Scofflaws will be fined, du Mars said. Repeat offenders will be cut off from irrigating for the rest of the season.
New Mexico is currently being sued by Texas for violations allegedly made to the Rio Grande Compact, a 1938 agreement made between the two states for sharing Rio Grande Project water, which provides irrigation to about 178,000 acres and includes Elephant Butte and Caballo dams, six smaller diversion dams, 139 miles of canals, 457 miles of laterals, 465 miles of drains and a hydroelectric power plant in New Mexico and Texas.
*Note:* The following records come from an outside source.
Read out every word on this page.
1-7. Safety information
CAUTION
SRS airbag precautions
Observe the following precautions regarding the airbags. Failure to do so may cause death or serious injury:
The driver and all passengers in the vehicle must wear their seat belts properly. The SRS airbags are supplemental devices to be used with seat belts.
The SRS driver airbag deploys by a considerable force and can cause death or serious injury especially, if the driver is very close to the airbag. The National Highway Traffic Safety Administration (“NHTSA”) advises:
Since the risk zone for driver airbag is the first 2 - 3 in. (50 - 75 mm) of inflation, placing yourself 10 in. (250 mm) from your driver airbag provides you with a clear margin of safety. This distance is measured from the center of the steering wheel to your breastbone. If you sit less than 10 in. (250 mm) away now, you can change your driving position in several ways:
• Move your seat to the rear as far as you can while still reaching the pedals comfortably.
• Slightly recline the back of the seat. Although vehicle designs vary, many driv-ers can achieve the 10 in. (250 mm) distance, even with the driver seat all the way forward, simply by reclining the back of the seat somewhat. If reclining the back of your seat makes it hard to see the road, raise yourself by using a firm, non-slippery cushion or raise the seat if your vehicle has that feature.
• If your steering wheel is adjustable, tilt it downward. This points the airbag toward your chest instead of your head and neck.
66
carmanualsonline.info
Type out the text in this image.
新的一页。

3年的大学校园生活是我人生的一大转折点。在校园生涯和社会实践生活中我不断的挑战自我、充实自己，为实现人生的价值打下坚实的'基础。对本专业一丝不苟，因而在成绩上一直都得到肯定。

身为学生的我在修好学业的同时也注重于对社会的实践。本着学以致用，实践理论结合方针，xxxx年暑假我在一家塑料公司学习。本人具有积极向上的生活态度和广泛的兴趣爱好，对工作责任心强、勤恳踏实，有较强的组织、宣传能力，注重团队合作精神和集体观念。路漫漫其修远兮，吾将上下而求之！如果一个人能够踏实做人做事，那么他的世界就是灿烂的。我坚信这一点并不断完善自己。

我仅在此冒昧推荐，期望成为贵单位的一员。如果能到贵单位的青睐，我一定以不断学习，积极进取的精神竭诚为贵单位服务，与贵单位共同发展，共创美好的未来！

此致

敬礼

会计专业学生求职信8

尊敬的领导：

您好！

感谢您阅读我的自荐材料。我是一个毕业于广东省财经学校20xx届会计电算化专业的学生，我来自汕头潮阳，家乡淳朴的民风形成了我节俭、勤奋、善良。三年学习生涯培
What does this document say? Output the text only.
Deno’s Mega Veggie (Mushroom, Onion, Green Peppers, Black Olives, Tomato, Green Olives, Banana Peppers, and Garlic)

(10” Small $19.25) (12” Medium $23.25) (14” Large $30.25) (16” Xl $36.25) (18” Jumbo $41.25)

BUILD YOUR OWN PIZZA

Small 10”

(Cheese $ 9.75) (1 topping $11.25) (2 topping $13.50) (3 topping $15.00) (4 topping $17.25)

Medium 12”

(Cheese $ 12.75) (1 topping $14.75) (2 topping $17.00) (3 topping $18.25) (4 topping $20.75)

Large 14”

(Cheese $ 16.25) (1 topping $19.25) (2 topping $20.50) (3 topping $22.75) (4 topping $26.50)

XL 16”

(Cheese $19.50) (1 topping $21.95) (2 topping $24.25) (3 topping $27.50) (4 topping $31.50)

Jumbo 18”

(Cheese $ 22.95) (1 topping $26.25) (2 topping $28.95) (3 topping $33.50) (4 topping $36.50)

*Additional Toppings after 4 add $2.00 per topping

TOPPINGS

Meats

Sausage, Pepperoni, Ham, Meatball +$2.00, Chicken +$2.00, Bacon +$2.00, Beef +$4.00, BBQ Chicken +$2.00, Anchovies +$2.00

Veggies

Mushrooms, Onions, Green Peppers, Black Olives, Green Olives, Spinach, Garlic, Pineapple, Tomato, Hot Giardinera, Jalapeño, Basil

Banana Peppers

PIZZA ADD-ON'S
The Rio Grande Compact specifies the amount of surface water each state can take from the river.
Texas claims that New Mexicans using shallow irrigation wells below Elephant Butte Reservoir are taking water illegally because the groundwater is hydrologically connected to the river, said Rolf Schmidt-Peterson, of the N.M. Interstate Stream Commission.
The outcome of the litigation is important, Du Mars said, because if Texas prevails, water use farther upstream may be scrutinized, possibly affecting irrigation practices in the middle Rio Grande.
"There's only one place left to go to get more water — upstream," he said. "There'll be more and more scrutiny."
The outcome of the lawsuit probably won't be resolved until late summer.
The initial planning phase of a project to construct a new syphon to deliver return water from the east side of the Belen Division to the Socorro Division is about 60 percent complete, MRGCD Chief Engineer Subhas Shah said. Construction can go forward until the U. S. Bureau of Reclamation completes actions required by the U. S. Environmental Protection Agency. The syphon will add to existing Unit 7 Drain inflows.
"The Bureau is dragging its feet," Shah said. "It's holding it up."